VILLA CIANI – LUGANO
HAITI is the sixth episode of MUSEC’s “Esovisioni” exhibition cycle, which opens up for the first time to the colour and artistic research of a contemporary photographer. The exhibition is the result of a long research project conducted by the MUSEC team in close contact with Roberto Stephenson. The artist, born in Italy in 1964, lived between Rome, London and New York until 2000, when he settled in Haiti, in the hills overlooking Port-au-Prince. The exhibition ‘Haiti. Roberto Stephenson. Photographs. 2000-2010’ proposes a journey through the landscape and the existential condition of the people of Haiti today, through 100 large-format works created over the last ten years by one of the Island’s most interesting and original photographers. Roberto Stephenson’s work, of great aesthetic and poetic impact, goes beyond the traditional boundaries of reportage and photography of exoticism, and succeeds in rendering in depth the play of contrasts and contradictions that constitutes the most immediate translation of the perception of Haiti’s socio-cultural context.
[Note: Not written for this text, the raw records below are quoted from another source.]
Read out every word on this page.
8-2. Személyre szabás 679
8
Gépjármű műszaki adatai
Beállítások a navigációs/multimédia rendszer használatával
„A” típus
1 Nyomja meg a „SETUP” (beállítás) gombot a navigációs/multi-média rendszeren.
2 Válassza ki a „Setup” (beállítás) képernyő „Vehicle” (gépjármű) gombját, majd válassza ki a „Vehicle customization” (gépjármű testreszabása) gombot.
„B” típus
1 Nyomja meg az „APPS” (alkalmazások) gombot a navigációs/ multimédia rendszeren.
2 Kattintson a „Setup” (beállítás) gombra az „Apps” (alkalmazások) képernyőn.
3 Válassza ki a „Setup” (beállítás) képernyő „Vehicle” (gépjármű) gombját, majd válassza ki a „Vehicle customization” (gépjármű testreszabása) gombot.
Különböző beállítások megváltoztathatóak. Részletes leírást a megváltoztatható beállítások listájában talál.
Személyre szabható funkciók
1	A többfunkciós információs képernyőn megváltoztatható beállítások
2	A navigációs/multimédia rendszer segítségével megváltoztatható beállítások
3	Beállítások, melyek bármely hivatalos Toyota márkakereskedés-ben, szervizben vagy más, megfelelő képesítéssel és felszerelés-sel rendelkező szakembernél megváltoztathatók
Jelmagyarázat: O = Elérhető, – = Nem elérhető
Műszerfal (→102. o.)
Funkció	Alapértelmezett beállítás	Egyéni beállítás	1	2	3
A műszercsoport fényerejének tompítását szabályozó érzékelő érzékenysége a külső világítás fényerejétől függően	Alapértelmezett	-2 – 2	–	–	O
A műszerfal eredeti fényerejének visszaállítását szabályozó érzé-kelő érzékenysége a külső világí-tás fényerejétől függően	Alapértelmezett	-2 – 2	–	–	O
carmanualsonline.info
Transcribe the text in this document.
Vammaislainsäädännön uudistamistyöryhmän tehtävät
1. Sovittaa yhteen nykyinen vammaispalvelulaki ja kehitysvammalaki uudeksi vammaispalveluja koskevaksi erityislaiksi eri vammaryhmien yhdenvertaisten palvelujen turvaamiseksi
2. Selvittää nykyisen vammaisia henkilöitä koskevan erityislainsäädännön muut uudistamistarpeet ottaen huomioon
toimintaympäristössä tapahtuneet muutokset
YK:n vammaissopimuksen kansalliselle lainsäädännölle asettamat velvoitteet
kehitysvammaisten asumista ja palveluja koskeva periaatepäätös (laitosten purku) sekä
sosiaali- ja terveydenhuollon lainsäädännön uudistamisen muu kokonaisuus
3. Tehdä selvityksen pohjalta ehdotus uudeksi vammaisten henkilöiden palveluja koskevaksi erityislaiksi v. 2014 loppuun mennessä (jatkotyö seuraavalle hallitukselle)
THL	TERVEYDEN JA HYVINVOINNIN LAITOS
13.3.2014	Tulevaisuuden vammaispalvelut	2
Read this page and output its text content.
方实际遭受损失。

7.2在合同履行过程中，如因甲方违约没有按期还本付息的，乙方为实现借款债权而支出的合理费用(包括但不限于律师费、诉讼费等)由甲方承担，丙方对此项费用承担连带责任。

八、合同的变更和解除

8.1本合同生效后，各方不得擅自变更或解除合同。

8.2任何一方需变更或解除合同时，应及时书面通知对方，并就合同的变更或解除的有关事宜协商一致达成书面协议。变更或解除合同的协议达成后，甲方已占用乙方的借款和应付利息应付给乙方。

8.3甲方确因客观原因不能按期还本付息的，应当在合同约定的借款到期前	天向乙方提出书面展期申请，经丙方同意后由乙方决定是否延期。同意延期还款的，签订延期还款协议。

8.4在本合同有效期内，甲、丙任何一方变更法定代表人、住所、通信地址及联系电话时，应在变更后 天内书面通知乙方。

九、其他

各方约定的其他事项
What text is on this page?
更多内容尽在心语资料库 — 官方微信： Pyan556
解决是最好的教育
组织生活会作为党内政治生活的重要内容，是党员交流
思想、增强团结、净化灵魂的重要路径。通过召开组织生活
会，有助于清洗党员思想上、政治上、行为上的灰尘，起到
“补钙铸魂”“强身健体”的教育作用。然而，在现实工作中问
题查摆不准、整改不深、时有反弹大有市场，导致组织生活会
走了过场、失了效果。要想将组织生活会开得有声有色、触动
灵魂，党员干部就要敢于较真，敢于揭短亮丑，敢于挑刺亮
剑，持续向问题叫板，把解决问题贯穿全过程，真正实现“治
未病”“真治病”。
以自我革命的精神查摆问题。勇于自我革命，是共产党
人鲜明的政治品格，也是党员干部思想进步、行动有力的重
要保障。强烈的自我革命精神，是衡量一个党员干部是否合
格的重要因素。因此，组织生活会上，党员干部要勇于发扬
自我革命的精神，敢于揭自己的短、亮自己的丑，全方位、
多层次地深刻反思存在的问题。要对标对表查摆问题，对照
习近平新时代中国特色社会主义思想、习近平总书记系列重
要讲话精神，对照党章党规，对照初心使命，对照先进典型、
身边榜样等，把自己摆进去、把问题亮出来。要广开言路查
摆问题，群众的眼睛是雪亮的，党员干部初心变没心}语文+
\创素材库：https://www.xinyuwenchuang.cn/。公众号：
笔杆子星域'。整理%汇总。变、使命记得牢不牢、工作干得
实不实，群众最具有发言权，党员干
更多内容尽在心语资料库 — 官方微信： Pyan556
The exhibition at Villa Ciani, in the heart of the Luganese park of the homonymous name, is divided into four sections. The first, “Faces”, brings together the giant close-up photographs of women, men and children from Haiti, who seem to question the visitor even though they know they will receive no answer. The views of the capital in the section entitled ‘Port-au-Prince’ are characterised by the obvious fabrication of reality. Stephenson follows almost a pictorial logic and uses superimpositions, fades and juxtapositions of images, games of shapes, lights and contrasts that deform the object and give the whole an almost surreal character. The section entitled “Earthquake” presents images taken in the days immediately following the earthquake that devastated Haiti on 12th January 2010. The sequence is strongly paced, almost obsessive, and attempts to restore the sense of lost disbelief towards the event, which is one of the most hidden aspects of Stephenson’s poetics. The section entitled “Tents” is dedicated to the dramatic and at the same time poetic reportage on the cloth shelters built immediately after the earthquake, to protect against the sun and to sleep in. They are ephemeral wrappings, which have no other purpose than to mark boundaries to the fear of great natural determinisms and the sense of anguished emptiness left by the pain in the soul of an infinitely tormented people. The last section of the exhibition, entitled ‘Landscapes’, deliberately introduces a narrative break with the works of the previous sections. A painful indefiniteness is perceived, suspended between a fragile oasis of inner research and the awareness of not being able to transcend the great forces of nature and society.
Reiterations
- Also exhibited from 21 April to 20 May 2012 at Palazzo Bertalazone, Turin
“Esovisioni” is a cycle dedicated to the peculiarities and paths of viewing cultures through the photographic lens. The working hypothesis is that the photographer, taking the exotic image as a pretext has, consciously or unconsciously, returned his own inner vision, fertilising the collective imagination with artful images and stereotypes of different cultural realities.